US drones are said to kill 9 in Yemen, including son of previous victim
ADEN, Yemen - Airstrikes believed to be carried out by US drones killed at least nine people in southern Yemen, including a senior official of the regional Al Qaeda branch and an American, the 17-year-old son of an Al Qaeda official killed by the United States last month, according to the government and local reports yesterday.
Fighting also escalated in the capital, Sana, where at least 12 antigovernment protesters were killed by security forces near the Foreign Ministry and at least four civilians were killed in a battle near the airport, opposition officials said.
The fighting was the deadliest since President Ali Abdullah Saleh returned to the country last month and coincided with rising political tensions as all sides await a statement expected by the UN Security Council in the coming weeks.
Yemen has been in turmoil for months as protesters demanding the ouster of Saleh, who has led Yemen for 33 years, have filled the streets and rival political factions have fought for power.
Saleh, despite tremendous domestic opposition, international pressure, and an assassination attempt that severely wounded him in June, has refused to cede power.
Islamic militant groups, including Al Qaeda in the Arabian Peninsula, the Yemeni branch of the terrorist organization, have exploited the chaos, especially in the southern provinces of Shabwa and Abyan.
The US drone strike that killed the Al Qaeda senior official, Anwar al-Awlaki, was particularly controversial in the United States because despite being a US citizen, he was killed without legal due process. The US government has argued that although he was known primarily as a propagandist, he had taken on an operational role in the organization, plotting attacks against Americans, making him a legitimate target.
It was unconfirmed if his son had been killed in the attack on Friday night, and it was not clear if he was the intended target of the strike.

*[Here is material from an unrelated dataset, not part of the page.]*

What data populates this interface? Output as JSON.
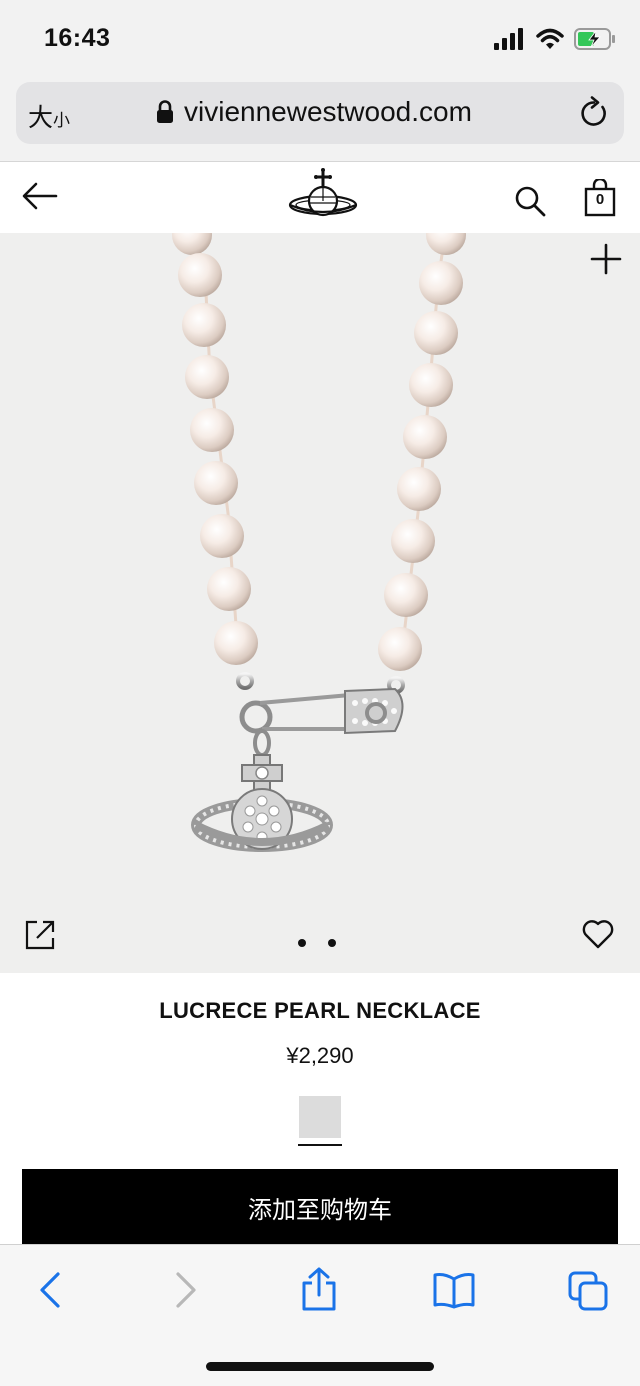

The Yemeni authorities said that there were two airstrikes in Shabwa province Friday night, and that Ibrahim al-Banna, the Egyptian-born leader of the media wing of Al Qaeda in the Arabian Peninsula, was killed. Six others were wounded, according to a statement on the official Saba news agency.
Local reports said that nine people were killed in the airstrikes and that they were carried out by US drones. Neither Yemeni nor US officials confirmed the role of drones, whose use in Yemen is officially secret but widely known.
A member of the Awlaki family said that the dead included Anwar al-Awlaki’s son, Abdelrahman al-Awlaki, 17. The younger Awlaki lived in the capital and was visiting the family home in the Assan district of Shabwa Province after the death of his father.
Two other relatives of the Awlaki family were also killed, the family said.
It was not known whether any of them had any affiliation with Al Qaeda.
There were also two battles in the capital.
In the first, antigovernment protesters staged a large march yesterday morning outside the area of the city protected by troops loyal to a military commander, Major General Ali Mohsin al-Ahmar, who defected to the opposition in March.
According to witnesses, thousands marched down a street and were fired upon once they reached the first government checkpoint just outside the Foreign Ministry.
Some protesters then retreated back to a sit-in area, while others marched on, only to be shot at again.
The attack ignited fighting between the troops loyal to Ahmar and the government forces in what has become the new front line of the battle, the neighborhood of Haeel. Artillery explosions were heard late into the evening.
The fighting also appeared to signal the end of an unofficial truce that had recently been brokered between the government and Ahmar.